Slide View : Parallel Computer Architecture and Programming : 15-418/618 Spring 2016

kipper

Notice the difference between having a lock around the entire stack and this lock-free version: Before, if a thread holds a lock for some part of the stack and if that thread was ripped off the CPU, then no other thread can make progress. But with the lock free stack, a thread "being" in the data structure doesn't mean it has exclusive access. Instead, the atomicity of a sequence of operations is ensured by the CAS check. As we see on the next slide, this implementation is subject to the ABA problem.

chuangxuean

The CAS is required here and not in the previous example of queues because for a stack, the popping and pushing are both on the top of the stack but for queues, they occur at opposite ends of the data structure.

msfernan

In the push function in the syntax for compare_and_swap(&s->top, old_top, n) if the pointer to node s->top == the pointer to node old_top, then swap in the value of n for old_top.

In the pop function in the syntax for compare_and_swap(&s->top, old_top, new_top), if the pointer to the node s->top == the pointer to the node old_top then swap in the value of new_top for old_top.

I don't understand why you have an &s->top. Why don't you simply pass in s->top ? Is this just an implementation detail?

kayvonf

@msfernan. compare_and_swap() takes as input a memory address (hence the pointer to s->top) the expected value stored at that address, and a new value to store in the address is the compare-and-swap succeeds.

msfernan

Thanks @kayvonf. That makes sense. My friend directed me to an implementation for compare_and_swap online. It helped me understand better.

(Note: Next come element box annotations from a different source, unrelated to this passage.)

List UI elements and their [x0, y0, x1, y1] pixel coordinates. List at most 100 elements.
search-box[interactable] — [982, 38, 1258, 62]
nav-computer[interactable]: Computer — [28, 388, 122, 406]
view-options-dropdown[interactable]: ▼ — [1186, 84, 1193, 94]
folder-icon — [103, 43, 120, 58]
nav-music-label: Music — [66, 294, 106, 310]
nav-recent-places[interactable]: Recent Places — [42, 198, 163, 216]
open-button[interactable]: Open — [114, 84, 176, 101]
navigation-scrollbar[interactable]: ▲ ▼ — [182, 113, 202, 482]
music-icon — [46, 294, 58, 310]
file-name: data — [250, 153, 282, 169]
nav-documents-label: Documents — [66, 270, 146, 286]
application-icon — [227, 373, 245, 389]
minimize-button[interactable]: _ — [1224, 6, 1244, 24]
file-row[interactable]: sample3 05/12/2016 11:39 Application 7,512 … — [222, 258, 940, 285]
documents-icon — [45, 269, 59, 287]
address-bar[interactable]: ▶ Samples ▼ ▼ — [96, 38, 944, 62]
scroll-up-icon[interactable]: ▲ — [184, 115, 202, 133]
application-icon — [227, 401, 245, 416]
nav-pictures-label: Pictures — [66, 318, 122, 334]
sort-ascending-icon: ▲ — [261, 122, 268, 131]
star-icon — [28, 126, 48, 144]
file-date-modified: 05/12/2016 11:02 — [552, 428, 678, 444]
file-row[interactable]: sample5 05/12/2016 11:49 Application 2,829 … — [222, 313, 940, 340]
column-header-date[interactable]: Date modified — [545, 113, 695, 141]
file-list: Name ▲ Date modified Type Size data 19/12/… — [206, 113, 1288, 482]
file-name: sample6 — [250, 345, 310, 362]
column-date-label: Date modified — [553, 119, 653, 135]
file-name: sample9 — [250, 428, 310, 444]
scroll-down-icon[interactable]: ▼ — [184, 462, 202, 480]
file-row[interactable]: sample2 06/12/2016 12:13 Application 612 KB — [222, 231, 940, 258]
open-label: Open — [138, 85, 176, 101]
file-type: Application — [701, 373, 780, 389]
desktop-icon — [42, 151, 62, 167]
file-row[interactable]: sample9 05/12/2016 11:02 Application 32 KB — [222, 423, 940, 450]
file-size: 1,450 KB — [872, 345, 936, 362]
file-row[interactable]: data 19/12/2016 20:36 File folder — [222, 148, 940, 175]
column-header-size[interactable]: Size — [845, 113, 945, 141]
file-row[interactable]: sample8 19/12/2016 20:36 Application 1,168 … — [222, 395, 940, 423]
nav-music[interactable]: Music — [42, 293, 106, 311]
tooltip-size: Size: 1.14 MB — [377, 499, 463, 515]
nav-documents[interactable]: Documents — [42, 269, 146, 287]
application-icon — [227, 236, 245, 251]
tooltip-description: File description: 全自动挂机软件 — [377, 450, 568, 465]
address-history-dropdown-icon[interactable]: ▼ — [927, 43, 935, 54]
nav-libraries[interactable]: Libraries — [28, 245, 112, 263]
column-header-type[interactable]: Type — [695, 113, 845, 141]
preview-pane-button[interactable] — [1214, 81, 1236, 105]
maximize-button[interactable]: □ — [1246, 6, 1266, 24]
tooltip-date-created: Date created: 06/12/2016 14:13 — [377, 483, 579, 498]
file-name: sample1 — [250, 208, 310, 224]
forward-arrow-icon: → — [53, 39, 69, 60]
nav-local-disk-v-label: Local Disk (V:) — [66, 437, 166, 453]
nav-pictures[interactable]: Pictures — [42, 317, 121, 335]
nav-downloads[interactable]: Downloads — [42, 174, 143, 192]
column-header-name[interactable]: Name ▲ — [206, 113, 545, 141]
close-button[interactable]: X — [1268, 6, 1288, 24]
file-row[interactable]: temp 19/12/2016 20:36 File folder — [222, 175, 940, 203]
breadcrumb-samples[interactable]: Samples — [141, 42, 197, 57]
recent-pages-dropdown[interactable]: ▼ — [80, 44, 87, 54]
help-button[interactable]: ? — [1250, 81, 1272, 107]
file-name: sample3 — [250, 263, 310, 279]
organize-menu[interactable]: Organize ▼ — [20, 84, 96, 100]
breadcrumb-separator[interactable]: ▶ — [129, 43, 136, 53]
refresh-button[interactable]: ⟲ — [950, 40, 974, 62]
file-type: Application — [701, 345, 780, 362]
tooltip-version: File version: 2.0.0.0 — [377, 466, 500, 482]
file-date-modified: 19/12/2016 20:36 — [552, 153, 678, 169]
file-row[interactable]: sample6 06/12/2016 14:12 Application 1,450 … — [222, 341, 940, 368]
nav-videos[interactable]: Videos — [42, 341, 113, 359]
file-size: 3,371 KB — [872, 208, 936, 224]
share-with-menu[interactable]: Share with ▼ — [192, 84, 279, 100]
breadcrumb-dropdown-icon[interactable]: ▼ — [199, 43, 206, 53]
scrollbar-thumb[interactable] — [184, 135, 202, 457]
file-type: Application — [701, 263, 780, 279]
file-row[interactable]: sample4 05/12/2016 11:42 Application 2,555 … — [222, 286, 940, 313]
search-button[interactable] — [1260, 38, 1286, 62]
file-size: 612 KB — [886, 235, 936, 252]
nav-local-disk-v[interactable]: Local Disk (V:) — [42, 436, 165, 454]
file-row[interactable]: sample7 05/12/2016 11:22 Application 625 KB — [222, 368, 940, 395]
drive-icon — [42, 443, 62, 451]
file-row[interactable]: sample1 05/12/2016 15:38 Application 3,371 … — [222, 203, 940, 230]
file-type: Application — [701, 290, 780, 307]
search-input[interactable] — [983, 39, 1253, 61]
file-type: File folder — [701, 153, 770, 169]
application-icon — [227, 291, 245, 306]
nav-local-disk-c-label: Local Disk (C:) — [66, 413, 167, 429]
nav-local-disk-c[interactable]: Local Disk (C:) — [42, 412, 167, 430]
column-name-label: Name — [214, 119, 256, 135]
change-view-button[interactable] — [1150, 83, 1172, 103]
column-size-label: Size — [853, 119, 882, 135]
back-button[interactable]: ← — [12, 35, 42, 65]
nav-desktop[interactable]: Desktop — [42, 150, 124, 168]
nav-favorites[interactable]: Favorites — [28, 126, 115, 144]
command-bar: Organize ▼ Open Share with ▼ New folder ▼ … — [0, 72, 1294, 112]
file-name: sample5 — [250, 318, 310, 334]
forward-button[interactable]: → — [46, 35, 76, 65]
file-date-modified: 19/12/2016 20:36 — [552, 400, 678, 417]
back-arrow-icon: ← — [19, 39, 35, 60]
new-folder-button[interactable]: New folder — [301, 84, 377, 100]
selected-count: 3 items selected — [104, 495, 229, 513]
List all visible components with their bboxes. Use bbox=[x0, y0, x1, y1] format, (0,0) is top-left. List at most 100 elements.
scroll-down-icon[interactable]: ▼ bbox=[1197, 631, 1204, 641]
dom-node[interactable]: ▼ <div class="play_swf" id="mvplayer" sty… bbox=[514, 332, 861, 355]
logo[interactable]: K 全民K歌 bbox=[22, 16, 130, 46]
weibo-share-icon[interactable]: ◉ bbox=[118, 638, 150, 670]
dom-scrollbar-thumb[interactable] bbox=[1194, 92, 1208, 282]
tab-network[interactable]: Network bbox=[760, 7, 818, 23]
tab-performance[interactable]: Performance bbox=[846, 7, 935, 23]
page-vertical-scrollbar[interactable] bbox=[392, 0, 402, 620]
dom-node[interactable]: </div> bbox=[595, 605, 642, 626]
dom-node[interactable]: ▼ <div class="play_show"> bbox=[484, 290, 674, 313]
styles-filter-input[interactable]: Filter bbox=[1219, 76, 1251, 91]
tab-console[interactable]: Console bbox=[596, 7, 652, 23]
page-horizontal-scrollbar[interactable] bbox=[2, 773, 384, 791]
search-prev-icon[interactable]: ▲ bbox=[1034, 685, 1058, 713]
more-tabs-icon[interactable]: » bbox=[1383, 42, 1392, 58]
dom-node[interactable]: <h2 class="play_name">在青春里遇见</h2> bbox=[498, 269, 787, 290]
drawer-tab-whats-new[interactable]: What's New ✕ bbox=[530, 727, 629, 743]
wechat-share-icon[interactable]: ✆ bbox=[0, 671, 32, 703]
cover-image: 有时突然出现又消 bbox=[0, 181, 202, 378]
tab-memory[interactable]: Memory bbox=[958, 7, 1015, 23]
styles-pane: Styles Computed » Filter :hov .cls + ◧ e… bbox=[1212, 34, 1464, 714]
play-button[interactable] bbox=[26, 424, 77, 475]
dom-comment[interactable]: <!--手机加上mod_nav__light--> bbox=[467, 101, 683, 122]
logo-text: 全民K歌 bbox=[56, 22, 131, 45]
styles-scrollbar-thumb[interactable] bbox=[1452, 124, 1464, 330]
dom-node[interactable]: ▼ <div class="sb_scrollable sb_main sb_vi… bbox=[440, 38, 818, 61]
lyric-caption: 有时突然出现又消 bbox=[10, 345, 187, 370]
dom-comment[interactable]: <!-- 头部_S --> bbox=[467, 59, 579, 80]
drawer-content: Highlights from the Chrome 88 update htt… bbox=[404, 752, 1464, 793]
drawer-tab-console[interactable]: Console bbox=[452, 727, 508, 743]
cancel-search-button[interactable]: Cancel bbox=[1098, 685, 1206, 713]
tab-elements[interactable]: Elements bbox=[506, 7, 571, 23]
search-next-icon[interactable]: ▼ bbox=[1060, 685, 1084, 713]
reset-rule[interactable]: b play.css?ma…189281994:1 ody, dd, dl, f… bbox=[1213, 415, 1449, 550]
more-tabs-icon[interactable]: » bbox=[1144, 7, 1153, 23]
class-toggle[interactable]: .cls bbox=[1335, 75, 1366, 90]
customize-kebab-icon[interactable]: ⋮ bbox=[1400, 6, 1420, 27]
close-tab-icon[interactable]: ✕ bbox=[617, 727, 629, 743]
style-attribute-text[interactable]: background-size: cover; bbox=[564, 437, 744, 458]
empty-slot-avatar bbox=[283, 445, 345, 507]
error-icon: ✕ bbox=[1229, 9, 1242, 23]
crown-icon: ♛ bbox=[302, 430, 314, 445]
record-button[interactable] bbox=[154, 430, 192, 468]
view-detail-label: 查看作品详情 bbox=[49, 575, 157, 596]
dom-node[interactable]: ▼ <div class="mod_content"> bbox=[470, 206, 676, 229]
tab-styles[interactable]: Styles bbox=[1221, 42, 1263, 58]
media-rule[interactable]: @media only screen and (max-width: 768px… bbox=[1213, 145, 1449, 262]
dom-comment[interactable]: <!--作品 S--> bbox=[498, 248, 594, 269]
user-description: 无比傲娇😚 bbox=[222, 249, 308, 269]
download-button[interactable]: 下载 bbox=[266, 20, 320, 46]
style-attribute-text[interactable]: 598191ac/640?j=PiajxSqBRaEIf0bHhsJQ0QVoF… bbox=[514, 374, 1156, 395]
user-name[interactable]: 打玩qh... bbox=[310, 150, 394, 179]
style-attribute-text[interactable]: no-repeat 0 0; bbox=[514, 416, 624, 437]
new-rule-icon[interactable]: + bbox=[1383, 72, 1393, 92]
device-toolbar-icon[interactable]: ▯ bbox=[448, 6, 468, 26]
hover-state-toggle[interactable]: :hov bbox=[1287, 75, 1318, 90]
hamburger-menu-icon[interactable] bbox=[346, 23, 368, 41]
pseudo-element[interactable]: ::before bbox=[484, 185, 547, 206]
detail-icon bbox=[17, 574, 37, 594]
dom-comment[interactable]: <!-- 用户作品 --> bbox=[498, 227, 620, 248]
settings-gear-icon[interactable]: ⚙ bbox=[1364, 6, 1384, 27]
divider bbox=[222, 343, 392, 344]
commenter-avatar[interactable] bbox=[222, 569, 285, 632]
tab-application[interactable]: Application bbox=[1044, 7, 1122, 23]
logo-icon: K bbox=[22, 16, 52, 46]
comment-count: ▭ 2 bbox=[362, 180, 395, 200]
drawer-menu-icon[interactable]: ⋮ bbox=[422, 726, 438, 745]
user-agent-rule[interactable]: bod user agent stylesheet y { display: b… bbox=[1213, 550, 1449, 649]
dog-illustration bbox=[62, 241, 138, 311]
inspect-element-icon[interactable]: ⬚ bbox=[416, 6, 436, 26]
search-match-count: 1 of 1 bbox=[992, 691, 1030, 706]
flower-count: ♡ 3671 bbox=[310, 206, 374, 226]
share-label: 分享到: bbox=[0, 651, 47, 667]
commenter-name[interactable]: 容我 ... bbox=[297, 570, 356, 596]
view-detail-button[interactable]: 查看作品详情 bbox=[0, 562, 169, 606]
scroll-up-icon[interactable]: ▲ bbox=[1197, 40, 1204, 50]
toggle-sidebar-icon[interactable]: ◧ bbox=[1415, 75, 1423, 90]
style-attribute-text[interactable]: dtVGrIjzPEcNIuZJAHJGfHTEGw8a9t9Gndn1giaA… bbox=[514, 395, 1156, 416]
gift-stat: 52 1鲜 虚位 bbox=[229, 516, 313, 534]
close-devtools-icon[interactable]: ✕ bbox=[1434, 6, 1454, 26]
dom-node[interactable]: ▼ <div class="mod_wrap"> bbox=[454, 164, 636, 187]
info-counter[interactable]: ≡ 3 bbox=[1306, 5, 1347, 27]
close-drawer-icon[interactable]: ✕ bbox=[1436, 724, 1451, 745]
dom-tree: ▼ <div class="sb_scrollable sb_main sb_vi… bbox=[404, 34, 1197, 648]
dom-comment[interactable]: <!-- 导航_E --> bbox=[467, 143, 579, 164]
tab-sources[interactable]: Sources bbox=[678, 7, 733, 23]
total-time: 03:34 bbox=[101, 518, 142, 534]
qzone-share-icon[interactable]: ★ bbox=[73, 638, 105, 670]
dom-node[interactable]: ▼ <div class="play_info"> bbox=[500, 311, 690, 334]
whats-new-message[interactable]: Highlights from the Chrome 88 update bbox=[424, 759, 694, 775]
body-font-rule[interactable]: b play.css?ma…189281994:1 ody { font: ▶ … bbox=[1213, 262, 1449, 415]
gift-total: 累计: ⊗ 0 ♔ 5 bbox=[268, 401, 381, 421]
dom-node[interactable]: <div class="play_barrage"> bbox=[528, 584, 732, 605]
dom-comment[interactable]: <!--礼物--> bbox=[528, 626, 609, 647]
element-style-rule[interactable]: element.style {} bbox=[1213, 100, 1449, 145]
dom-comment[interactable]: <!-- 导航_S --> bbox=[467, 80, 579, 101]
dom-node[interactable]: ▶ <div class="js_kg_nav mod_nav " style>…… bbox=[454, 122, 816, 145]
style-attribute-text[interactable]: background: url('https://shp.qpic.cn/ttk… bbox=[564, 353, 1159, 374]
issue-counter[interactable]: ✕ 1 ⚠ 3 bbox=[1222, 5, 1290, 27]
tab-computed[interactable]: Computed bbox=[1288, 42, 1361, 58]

bool compare_and_swap(Value* addr, Value oldVal, Value newVal){

  if(*addr == oldVal){
    *addr = newVal;
     return true;
  }
  else{
    return false;
  }

}

kayvonf

@msfernan. Correct!

huehue

If compare-and_swap returns a bool, why do we check if its return value is equal to Node* old_top?

xiaoguaz

@huehue Good point. I think we should remove the " == old_top" in this code, too.

leis1

@kayvonf As an abstraction, CAS to me is still sort of lock or blocking, CAS guarantees that it's atomic and that CAS(&addr;, 4, 5) and CAS(&addr;, 4, 6) won't return true at the same time. The lock here for me is the finest-grain level and the spin here includes the modification of a data structure therefore we call it's making "progress" and non-blocking.

Thus I'm a little confused here. One reason we say using CAS is lock-free could be that the lock doesn't happen at c language level. Am I making sense here?

PandaX

@leis1

I think it is lock-free mainly because the thread is still making progress (on some work we created)

Although I didn't see any advantages of using lock-free stack here. Maybe it potentially saves the time of using locks which may involve swapping out threads by OS.

msfernan

@PandaX, I think it is lock-free because at the time at which the CAS happens, the systems as a whole has made progress in some way.

If the CAS failed, then that implies another thread made progress. If the CAS succeeded, then the current thread made progress. Therefore, the system as a whole always make progress.

As to the advantages of using a lock-free stack I too think there may not be that many advantages. I found a paper that says two common lock-free stack algorithms do not perform well except at high thread counts. The paper combines the two algorithms to give a more scalable one. http://people.csail.mit.edu/shanir/publications/Lock_Free.pdf.

The practice exam 2 also has a question in which one has to reason that stacks are not the best data structure to code up as lock-free primarily because all threads are trying to modify the top and so cause contention.

Renegade

From my perspective, what lock-free/CAS achieves here is to make threads never blocking each other. One way to think about this is: if using lock (at any level), thread_0 holds the lock and for some reason gets swapped out by OS, which blocks all other threads that try to operate on the stack indefinitely. In this lock-free implementation, CAS ensures threads can proceed without blocking one another.

RX

I think the essence of lock free data structure is that "there's always someone who is making progress"

RX

What is the problem here if the memory system is not sequential consistent?

blairwaldorf

@RX: If it isn't sequential consistent, then the assignment of those array pointers can be done in any order, and we wouldn't proceed along the linked list as expected.

RX

@blairwaldorf wouldn't Mutex has the same problem, what is special about lock free implementation relies on memory ordering?

jsunseri

@RX yes, using a mutex would have the same problem. I don't think he was implying it was a problem specific to the lockfree implementation by noting it on the slide.